Over the last decade, major advances have been made in the understanding of the biology of the mammalian tachykinin neuropeptides. It is now well established that substance-P (1), neurokinin A (NKA) (2), and neurokinin B (NKB) (3), all of which share a common C-terminal sequence Phe-X-Gly-Leu-Met-NH.sub.2, (Nakanishi S, Physiol Rev 1987;67:117), are widely distributed throughout the periphery and central nervous system (CNS) where they appear to interact with at least three receptor types referred to as NK.sub.1, NK.sub.2, and NK.sub.3, (Guard S, et al., Neurosci Int 1991;18:149). Substance-P displays highest affinity for NK.sub.1 receptors, whereas NKA and NKB bind preferentially to NK.sub.2 and NK.sub.3 receptors, respectively. Recently, all three receptors have been cloned and sequenced and shown to be members of the G-protein-linked "super family" of receptors (Nakanishi S, Annu Rev Neurosci 1991;14:123). A wealth of evidence supports the involvement of tachykinin neuropeptides in a variety of biological activities including pain transmission, vasodilation, smooth muscle contraction, bronchoconstriction, activation of the immune system (inflammatory pain), and neurogenic inflammation (Pernow B, Pharmacol Rev 1983;35:85). However, to date, a detailed understanding of the physiological roles of tachykinin neuropeptides has been severely hampered by a lack of selective, high affinity, metabolically stable tachykinin receptor antagonists that possess both good bioavailability and CNS penetration. Although several tachykinin receptor antagonists have been described (Tomczuk BE, et al., Current Opinions in Therapeutic Patents 1991;1:197), most have been developed through the modification and/or deletion of one or more of the amino acids that comprise the endogenous mammalian tachykinins such that the resulting molecules are still peptides that possess poor pharmacokinetic properties and limited in vivo activities.

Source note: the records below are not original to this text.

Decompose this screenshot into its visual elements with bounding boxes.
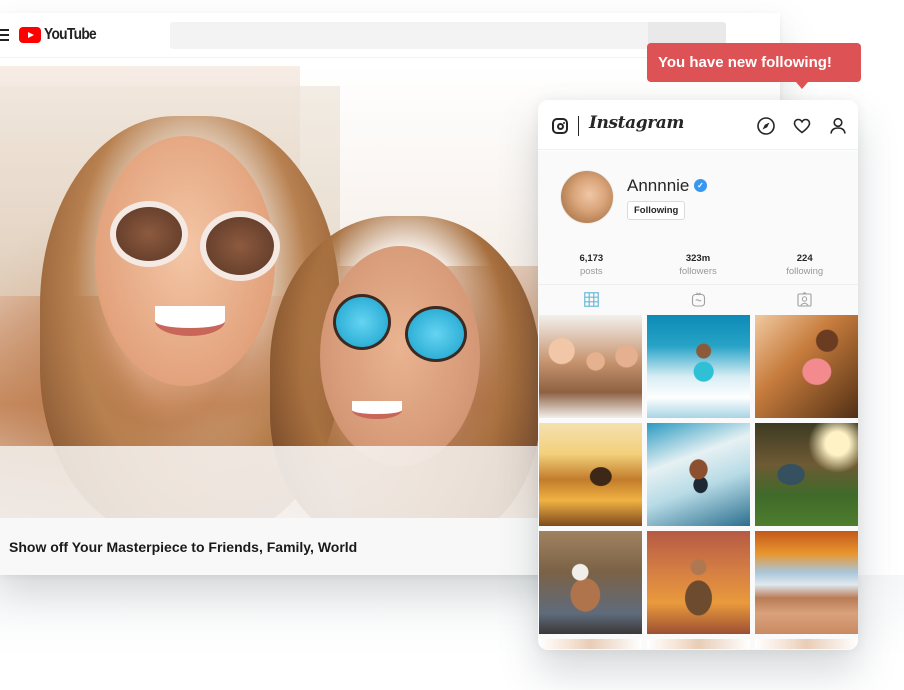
post-thumbnail[interactable] [539,531,642,634]
sunglasses-lens [405,306,467,362]
youtube-play-icon [19,27,41,43]
following-button[interactable]: Following [627,201,686,220]
compass-icon[interactable] [756,116,776,136]
search-input[interactable] [170,22,648,49]
video-title[interactable]: Show off Your Masterpiece to Friends, Fa… [9,539,357,555]
verified-badge-icon: ✓ [694,179,707,192]
stat-following[interactable]: 224 following [751,253,858,283]
profile-tabs [538,284,858,314]
video-face-right [320,246,480,466]
tab-igtv[interactable] [645,285,752,314]
hamburger-menu-icon[interactable] [0,29,10,41]
tab-tagged[interactable] [751,285,858,314]
instagram-nav: Instagram [538,100,858,150]
stat-label: followers [679,266,717,277]
post-thumbnail[interactable] [647,639,750,649]
stat-label: following [786,266,824,277]
post-thumbnail[interactable] [647,315,750,418]
stat-value: 323m [685,253,711,264]
youtube-logo[interactable]: YouTube [19,26,104,44]
heart-icon[interactable] [792,116,812,136]
video-smile [352,401,402,419]
camera-icon[interactable] [552,118,568,134]
instagram-panel: Instagram Annnnie ✓ Following 6,173 post… [538,100,858,650]
new-following-notification[interactable]: You have new following! [647,43,861,89]
sunglasses-lens [333,294,391,350]
posts-grid [539,315,858,649]
instagram-wordmark[interactable]: Instagram [589,113,684,133]
post-thumbnail[interactable] [539,423,642,526]
tv-icon [691,292,705,307]
post-thumbnail[interactable] [539,639,642,649]
video-smile [155,306,225,336]
profile-username: Annnnie [627,176,690,195]
post-thumbnail[interactable] [755,423,858,526]
avatar[interactable] [560,170,614,224]
instagram-profile: Annnnie ✓ Following 6,173 posts 323m fol… [538,151,858,650]
tab-posts-grid[interactable] [538,285,645,314]
sunglasses-lens [200,211,280,281]
youtube-logo-text: YouTube [44,26,97,43]
post-thumbnail[interactable] [539,315,642,418]
stat-label: posts [579,266,603,277]
profile-stats: 6,173 posts 323m followers 224 following [538,253,858,283]
video-shirts [0,446,560,518]
user-icon[interactable] [828,116,848,136]
post-thumbnail[interactable] [647,531,750,634]
post-thumbnail[interactable] [647,423,750,526]
post-thumbnail[interactable] [755,639,858,649]
notification-text: You have new following! [658,54,832,71]
nav-divider [578,116,579,136]
stat-posts[interactable]: 6,173 posts [538,253,645,283]
stat-followers[interactable]: 323m followers [645,253,752,283]
stat-value: 224 [796,253,813,264]
post-thumbnail[interactable] [755,315,858,418]
stat-value: 6,173 [579,253,604,264]
post-thumbnail[interactable] [755,531,858,634]
sunglasses-lens [110,201,188,267]
tagged-portrait-icon [797,292,812,307]
grid-icon [583,292,599,307]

However, since 1991, a number of high-affinity nonpeptide antagonists have been reported. Snider RM, et al, (Science 1991;251:435), and Garret C, et al, (Proc Natl Acad Sci 1991;88:10208), described CP-96,345 and RP 67580, respectively, as antagonists at the NK.sub.1 receptor, while Advenier C, et al., (Brit J Pharmacol 1992;105:78), presented data on SR 48969 showing its high affinity and selectivity for NK.sub.2 receptors. It is of interest that most of the nonpeptide tachykinin receptor antagonists described to date arose, either directly or indirectly, out of the screening of large compound collections using a robust radioligand binding assay as the primary screen. Recently, FK 888, a "dipeptide" with high affinity for the NK.sub.1 receptor was described (Fujii J, et al., Neuropeptide 1992;22:24).
International Publication Numbers WO 93/01169, WO 93/01165, and WO 93/001160 cover certain nonpeptide tachykinin receptor antagonists.
Substance-P is widely distributed throughout the periphery and central nervous system. It is believed to mediate a variety of biological actions, via an interaction with three receptor types referred to as NK.sub.1, NK.sub.2, and NK.sub.3, including smooth muscle contraction, pain transmission, neuronal excitation, secretion of saliva, angiogenesis, broncho-constriction, activation of the immune system and neurogenic inflammation.
Accordingly, compounds capable of antagonizing the effects of substance-P at NK.sub.1 receptors will be useful in treating or preventing a variety of brain disorders including pain, anxiety, panic, depression, schizophrenia, neuralgia, and addiction disorders; inflammatory diseases such as arthritis, asthma, and psoriasis; gastrointestinal disorders including colitis, Crohn's disease, irritable bowel syndrome, and satiety; allergic responses such as eczema and rhinitis; vascular disorders such as angina and migraine; neuropathological disorders including Parkinson's disease, multiple sclerosis, and Alzheimer's disease; and ophthalmic diseases including scleroderma.
The compounds of the invention, NK.sub.1 receptor antagonists, are useful as anti-angiogenic agents for the treatment of conditions associated with aberrant neovascularization such as rheumatoid arthritis, atherosclerosis, and tumor cell growth. They will also be useful as agents for imaging NK.sub.1 receptors in vivo in conditions such as ulcerative colitis and Crohn's disease.